Jill Enfield

Jill Enfield makes her stunning photographs using the historic large-format photographic process of wet plate collodion. Introduced in the mid 1800s, wet plate collodion is much slower than a digital or smaller format film process. Enfield takes advantage of this to carefully visualize and frame her images. The process begins with mixing collodion, and then pouring it onto a glass plate. The wet plate is then placed in a silver bath to make it sensitized to light. The sensitized plate is then placed into a plate holder and inserted into the camera. When the sitter/subject is ready, the lens of the camera is opened for a fraction of a second or more. After the exposure, the plate must be removed and developed immediately. Once the plate dries, I coat it with varnish, so that the image remains fixed to the plate.

View a time lapse video of Jill’s portable darkroom as she makes a collodion plate.

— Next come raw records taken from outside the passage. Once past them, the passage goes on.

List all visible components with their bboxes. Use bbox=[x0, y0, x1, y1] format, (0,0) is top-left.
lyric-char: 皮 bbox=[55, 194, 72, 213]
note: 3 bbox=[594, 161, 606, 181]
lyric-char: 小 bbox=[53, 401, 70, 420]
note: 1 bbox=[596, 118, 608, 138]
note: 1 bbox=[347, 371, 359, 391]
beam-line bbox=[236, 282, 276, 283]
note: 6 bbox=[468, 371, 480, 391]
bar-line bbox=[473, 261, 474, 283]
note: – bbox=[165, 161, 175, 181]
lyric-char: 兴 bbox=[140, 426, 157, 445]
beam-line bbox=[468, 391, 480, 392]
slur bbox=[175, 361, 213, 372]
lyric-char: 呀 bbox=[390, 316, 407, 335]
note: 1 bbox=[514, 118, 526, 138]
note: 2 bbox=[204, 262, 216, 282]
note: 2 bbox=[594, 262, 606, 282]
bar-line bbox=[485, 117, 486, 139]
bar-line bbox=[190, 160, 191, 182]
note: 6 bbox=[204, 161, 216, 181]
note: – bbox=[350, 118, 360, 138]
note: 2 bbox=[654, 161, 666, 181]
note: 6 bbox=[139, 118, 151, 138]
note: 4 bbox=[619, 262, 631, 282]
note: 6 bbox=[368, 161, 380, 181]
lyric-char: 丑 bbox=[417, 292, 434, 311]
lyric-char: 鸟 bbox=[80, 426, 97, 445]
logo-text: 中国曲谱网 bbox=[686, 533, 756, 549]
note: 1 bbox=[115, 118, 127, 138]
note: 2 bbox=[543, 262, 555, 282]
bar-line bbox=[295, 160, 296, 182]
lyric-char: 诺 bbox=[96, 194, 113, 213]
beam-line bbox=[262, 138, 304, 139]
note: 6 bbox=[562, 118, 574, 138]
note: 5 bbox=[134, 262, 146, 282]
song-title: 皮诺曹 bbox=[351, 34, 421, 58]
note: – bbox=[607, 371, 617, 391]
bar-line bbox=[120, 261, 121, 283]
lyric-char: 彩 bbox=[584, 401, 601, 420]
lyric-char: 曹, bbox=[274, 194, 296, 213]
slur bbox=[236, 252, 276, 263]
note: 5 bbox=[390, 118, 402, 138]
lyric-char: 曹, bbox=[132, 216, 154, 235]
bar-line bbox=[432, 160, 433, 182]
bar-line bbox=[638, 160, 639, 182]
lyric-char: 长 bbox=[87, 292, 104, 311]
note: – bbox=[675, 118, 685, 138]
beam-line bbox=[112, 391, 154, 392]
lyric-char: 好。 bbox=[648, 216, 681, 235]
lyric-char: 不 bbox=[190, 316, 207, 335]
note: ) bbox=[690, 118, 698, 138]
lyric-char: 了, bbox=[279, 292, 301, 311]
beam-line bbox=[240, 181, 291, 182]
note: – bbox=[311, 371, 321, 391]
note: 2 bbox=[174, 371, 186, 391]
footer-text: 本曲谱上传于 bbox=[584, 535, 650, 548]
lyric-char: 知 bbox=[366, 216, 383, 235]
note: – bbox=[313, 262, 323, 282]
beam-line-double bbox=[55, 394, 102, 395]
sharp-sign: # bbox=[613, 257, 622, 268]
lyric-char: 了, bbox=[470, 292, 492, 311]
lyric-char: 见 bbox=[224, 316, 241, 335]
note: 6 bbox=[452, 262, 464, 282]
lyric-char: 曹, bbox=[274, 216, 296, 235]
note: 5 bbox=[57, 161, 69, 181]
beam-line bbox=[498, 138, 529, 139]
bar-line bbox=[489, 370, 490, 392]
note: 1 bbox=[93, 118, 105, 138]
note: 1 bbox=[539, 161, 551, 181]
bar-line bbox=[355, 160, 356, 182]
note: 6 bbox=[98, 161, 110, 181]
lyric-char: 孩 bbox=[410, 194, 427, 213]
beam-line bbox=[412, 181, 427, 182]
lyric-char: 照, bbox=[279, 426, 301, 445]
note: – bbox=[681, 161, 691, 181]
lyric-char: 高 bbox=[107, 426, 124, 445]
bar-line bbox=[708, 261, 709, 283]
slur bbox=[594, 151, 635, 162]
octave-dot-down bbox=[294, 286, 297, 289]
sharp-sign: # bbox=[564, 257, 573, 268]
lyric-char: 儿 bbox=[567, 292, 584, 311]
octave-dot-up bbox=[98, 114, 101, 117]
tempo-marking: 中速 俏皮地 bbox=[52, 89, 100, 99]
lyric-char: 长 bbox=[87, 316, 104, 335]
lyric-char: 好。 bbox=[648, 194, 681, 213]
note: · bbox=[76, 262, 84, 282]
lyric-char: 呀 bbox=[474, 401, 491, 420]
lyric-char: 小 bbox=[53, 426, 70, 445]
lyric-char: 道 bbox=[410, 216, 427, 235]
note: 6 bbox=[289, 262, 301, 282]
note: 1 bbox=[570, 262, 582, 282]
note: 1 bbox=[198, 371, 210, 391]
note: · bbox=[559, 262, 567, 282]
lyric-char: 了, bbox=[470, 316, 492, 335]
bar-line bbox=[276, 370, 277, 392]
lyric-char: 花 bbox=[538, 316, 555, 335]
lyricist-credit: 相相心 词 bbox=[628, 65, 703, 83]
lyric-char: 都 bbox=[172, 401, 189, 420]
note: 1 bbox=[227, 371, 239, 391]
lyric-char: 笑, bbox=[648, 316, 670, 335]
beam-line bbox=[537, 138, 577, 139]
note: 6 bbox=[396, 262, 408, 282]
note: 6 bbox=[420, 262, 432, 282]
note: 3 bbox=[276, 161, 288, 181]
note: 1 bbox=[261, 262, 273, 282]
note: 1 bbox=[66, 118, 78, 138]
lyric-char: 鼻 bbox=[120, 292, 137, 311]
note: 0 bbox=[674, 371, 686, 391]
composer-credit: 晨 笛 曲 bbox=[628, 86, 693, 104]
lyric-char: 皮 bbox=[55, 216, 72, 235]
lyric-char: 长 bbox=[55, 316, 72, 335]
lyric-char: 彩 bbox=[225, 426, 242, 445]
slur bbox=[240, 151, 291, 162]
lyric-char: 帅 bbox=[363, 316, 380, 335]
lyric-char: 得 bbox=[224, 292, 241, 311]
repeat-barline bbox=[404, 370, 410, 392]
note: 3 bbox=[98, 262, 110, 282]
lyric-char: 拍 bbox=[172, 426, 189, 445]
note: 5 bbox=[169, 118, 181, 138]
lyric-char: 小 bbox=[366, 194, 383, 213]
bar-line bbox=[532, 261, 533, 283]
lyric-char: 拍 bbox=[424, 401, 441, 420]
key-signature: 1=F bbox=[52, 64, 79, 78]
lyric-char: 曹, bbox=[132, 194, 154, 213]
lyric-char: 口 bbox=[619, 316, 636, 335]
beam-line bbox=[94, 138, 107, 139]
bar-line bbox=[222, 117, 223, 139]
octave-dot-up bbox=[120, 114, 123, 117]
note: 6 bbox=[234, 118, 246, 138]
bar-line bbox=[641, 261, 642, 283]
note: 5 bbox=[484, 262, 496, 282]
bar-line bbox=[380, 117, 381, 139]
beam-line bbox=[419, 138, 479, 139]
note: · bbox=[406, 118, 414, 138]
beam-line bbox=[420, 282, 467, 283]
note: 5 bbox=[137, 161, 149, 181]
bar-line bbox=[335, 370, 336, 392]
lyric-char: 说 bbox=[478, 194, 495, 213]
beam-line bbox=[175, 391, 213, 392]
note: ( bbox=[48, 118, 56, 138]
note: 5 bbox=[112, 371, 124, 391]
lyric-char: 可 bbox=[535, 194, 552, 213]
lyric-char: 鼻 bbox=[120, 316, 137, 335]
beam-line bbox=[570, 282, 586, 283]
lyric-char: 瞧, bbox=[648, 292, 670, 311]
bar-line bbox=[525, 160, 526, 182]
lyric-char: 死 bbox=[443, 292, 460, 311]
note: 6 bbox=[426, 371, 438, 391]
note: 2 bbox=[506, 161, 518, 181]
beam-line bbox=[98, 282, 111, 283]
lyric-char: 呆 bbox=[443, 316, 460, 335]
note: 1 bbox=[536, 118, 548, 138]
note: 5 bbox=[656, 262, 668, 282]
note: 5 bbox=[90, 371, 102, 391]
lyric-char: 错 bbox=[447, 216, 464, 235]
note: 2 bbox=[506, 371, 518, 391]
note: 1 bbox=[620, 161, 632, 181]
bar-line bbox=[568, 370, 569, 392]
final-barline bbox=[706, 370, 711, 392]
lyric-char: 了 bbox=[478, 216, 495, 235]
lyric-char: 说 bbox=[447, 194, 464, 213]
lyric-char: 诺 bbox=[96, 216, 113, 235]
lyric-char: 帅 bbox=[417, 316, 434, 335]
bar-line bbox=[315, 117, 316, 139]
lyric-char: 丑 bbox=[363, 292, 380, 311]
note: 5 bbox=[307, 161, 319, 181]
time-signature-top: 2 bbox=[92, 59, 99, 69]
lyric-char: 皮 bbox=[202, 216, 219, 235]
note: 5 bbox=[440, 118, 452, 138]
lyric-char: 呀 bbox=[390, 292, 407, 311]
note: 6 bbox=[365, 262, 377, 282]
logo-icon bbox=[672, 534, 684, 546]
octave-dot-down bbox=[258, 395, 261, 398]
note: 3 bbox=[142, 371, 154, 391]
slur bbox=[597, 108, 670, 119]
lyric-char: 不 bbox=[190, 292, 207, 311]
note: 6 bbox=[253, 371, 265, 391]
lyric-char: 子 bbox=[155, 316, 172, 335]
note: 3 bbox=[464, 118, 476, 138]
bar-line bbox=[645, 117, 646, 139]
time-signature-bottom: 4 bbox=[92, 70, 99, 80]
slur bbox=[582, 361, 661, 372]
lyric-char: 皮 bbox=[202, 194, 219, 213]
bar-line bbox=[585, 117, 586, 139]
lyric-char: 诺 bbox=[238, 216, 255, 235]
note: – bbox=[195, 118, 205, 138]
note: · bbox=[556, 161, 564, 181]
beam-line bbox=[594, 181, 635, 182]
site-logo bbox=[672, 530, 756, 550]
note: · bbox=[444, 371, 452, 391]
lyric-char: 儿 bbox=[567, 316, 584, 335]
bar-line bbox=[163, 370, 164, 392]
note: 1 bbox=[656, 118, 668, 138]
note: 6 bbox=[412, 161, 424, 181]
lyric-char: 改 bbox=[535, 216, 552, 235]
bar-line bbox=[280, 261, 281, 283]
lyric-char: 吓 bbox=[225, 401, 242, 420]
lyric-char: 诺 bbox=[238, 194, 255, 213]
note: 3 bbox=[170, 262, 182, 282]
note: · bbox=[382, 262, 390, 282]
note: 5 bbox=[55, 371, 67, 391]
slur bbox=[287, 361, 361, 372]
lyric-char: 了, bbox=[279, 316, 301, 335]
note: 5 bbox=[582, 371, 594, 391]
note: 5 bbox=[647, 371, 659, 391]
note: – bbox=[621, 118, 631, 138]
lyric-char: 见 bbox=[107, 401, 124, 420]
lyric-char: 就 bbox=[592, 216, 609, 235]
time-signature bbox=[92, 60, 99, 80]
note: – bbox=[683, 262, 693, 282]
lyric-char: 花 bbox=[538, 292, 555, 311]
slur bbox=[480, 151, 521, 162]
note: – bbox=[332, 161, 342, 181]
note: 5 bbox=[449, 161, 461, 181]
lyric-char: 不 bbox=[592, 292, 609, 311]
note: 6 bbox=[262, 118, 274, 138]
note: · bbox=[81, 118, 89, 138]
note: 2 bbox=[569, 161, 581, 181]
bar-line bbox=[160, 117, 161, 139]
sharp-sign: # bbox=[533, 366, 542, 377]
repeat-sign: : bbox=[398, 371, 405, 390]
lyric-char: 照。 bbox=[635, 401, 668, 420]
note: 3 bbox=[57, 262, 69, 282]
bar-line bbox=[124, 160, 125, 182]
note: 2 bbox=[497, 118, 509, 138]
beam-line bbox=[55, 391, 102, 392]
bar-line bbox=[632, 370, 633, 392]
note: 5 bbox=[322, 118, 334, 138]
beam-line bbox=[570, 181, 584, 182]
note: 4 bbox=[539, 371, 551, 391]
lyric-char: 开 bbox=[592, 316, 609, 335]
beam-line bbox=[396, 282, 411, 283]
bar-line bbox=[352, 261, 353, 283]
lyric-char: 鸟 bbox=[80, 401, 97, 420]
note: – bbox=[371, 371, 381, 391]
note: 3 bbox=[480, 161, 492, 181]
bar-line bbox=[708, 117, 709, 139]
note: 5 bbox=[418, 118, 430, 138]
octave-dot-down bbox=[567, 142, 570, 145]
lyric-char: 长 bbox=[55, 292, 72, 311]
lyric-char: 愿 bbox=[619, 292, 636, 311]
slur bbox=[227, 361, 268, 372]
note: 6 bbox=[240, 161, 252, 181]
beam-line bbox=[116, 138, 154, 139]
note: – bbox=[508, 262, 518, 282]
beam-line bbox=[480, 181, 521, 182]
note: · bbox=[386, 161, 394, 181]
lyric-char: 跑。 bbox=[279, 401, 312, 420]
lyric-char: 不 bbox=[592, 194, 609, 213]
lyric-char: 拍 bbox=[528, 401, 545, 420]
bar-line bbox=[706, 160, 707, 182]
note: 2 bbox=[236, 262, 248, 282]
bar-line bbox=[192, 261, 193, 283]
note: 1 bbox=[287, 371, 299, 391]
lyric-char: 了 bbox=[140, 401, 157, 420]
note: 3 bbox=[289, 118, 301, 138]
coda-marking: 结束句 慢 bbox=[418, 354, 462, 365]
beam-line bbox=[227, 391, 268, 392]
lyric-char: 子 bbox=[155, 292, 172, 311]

A fine art and editorial photographer, Jill has taught handcoloring and non-silver techniques at schools in New York City and throughout the USA and Europe. Her work is in the collections of The Amon Carter Museum, RJ Reynolds Co., Southeast Banking Corp., Museo de Arte Moderno de Medellín in Colombia, Boca Raton Museum of Art and Hotel Parisi in La Jolla, among others. Her personal work has appeared in many photography magazines throughout the world.

Jill’s work was one of 42 images selected from thousands on file with the city through the HERE IS NEW YORK Archive to commemorate the fifth anniversary of 911. The prints hung along the fence surrounding Ground Zero in Manhattan for a year. She has been a “Legend Behind the Lens” for Nikon and featured on their website several times. Her book on non-silver techniques titled: “Photo Imaging: A Complete Guide to Alternative Processes” published by Watson-Guptill won the Golden Light Award for Best Technical Book of 2002 through the Maine Photographic Workshop. And more recently Jill was the recipient of a faculty development grant from The New School to produce a new body of work using the wet collodion technique.